“It almost smashed right into me.” Rolling her eyes, she looked up to see that her light had changed.
“Alright, I heard them say something about a club. Maybe that’s where they’re headed. The nearest clubs are…what’s up Charles Street?” he asked himself. For some reason Leah didn’t strike him as a regular club attendee.
“Unless they were talking about the clubs on Baltimore Street?” she added.
“Baltimore Street?” He frowned, looked at her.
She looked back at him and shrugged. “It’s possible.”
“I guess so.” He looked away, because staring at her had him thinking things that had nothing to do with Donald or where that black SUV had gone.
He wondered if the man she was seeing had any hold on her heart—wondered if she kissed him the way she’d kissed Terrell earlier that day—wondered if she were in love with him.
“Terrell!” Leah screeched to a halt at the corner of Gay and Baltimore Streets. The black SUV was parking in front of one of Baltimore’s many adult entertainment spots. The corner of Gay and Baltimore Streets marked the end of Baltimore’s well-known ‘Block’ where the premium prostitutes and X-rated shops were housed. For years Leah had wondered how it was that prostitution, which was illegal in Maryland, could be permitted to go on directly across the street from the city’s police headquarters. Wasn’t that a contradiction in and of itself?
“Yeah?” Quickly brought back to the matter at hand, he turned to her. Her eyes glittered in the dark interior of the car and he followed her gaze.
“Do you think that’s them?” They both stared at the vehicle parked across the street. There were two people in the front seat, but darkness and distance prevented them from being easily identified.
“Yeah, it looks like it. Let’s get a little closer. Pull over here and turn the engine off,” he directed her.
“For what? We’re not staying here,” Leah protested.
“Come on, Leah, I just want to see where he goes from here and what they do.” When she looked like she was about to refuse, Terrell reached for her hand. “We’ll just stay for a few minutes, then we can go home. I promise.”
It wasn’t the puppy dog eyes that stared at her, and it definitely wasn’t the warmth spreading throughout her arm. It was the nagging feeling that everything Terrell had told her that afternoon just might be true. There Donald was, parked in a black SUV with another man, doing Lord knows what. The fact that they were in front of the police station had no bearing on the illegal thoughts going through her mind. And when they both got out of the vehicle and headed toward one of the sleazy nude bars on the opposite side of the street, an annoying sense of dread coursed through her.
Pulling the car over, she switched off the ignition and watched the two guys go into the nightclub. Feeling Terrell’s eyes on her, she shrugged. “So they want to see some naked women. That doesn’t prove anything.”

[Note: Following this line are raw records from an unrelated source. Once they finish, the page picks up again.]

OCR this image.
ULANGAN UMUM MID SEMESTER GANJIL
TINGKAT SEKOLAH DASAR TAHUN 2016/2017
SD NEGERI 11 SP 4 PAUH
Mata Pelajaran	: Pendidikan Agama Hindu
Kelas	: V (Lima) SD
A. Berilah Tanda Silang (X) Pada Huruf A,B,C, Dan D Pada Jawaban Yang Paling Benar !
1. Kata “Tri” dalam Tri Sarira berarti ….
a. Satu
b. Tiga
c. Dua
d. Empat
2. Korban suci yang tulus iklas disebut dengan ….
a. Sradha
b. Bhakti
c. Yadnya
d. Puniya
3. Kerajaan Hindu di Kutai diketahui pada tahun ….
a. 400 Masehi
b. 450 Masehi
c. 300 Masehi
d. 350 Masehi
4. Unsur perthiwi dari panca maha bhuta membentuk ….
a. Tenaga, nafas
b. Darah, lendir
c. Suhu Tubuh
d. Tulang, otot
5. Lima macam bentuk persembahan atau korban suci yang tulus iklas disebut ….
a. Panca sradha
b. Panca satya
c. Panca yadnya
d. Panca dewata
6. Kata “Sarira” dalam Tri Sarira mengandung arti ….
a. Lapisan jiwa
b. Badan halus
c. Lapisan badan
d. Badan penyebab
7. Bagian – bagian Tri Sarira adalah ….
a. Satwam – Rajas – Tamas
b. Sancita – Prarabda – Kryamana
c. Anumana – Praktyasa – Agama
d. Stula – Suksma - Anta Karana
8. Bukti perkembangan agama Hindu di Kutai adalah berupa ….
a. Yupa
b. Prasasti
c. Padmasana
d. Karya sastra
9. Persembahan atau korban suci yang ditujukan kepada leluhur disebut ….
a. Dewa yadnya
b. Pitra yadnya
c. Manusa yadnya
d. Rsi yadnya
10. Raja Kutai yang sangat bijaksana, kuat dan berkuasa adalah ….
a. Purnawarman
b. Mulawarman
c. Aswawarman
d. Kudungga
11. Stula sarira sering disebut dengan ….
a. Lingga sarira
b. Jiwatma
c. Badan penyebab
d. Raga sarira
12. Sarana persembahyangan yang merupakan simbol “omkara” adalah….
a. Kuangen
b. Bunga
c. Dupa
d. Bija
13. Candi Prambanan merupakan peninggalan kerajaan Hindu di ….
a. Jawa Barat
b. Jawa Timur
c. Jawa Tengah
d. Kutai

“It sure doesn’t,” Terrell reluctantly agreed.
Minutes later the two men emerged from the building with two more men following them. The four men talked for a few minutes before Donald reached into his jacket and pulled out a medium-sized package. Thanks to their location—directly across the street—and the lights from all those sleazy little sex joints, Leah could clearly see one of the men who had followed Donald out of the club pulling a wad of cash out of his pocket and exchanging it for the package Donald held.
Leah gasped and Terrell swore, “That bastard!”
“Terrell, calm down. We don’t know what was in the package,” she rationalized.
“It wasn’t hair products I guarantee you that.” He all but spat the words at her. “I knew it! I knew it! I knew he wasn’t any good!”
The four men continued their conversation before three other men, who came out of nowhere, joined them. Now there were seven men standing in front of the Club Pussycat. One began yelling, and it looked to Leah as if an argument ensued.
“We should leave now,” she whispered, never taking her eyes off the men across the street.
“In a minute.” His eyes, too, were riveted on the events taking place.
They both gasped when the man who was with Donald pulled out a gun. While his partner motioned for the other men to move into the alley beside the club, Donald looked around to make sure no one had seen them.
Terrell grabbed Leah’s arm, pulling her down into the seat. She crouched down without question. “Terrell, I really think we should leave now,” she whispered, her heart beating frantically. She couldn’t tell if it was because of her close proximity to Terrell or the fear that was quickly consuming her. Ironically, she hoped it was the fear.
“No, I have to see what happens. I have to have proof. Stay here.” Before Leah could stop him, Terrell was opening the car door and stepping out onto the sidewalk.
“Stay here?” she murmured. Hell nah! She hadn’t gotten out of her bed and ended up on ‘the Block’ in the middle of the night only to be told to stay in the car. He had clearly bumped his head. She climbed out of the car and ran to catch up to him.
She was so busy looking around to make sure no unmentionable characters were near them that she ran right into his back.
“What?” Terrell turned, startled and confused at seeing her. “I told you to stay in the car. You’re the driver, remember?”
“Are you crazy? I wasn’t staying in that car by myself.”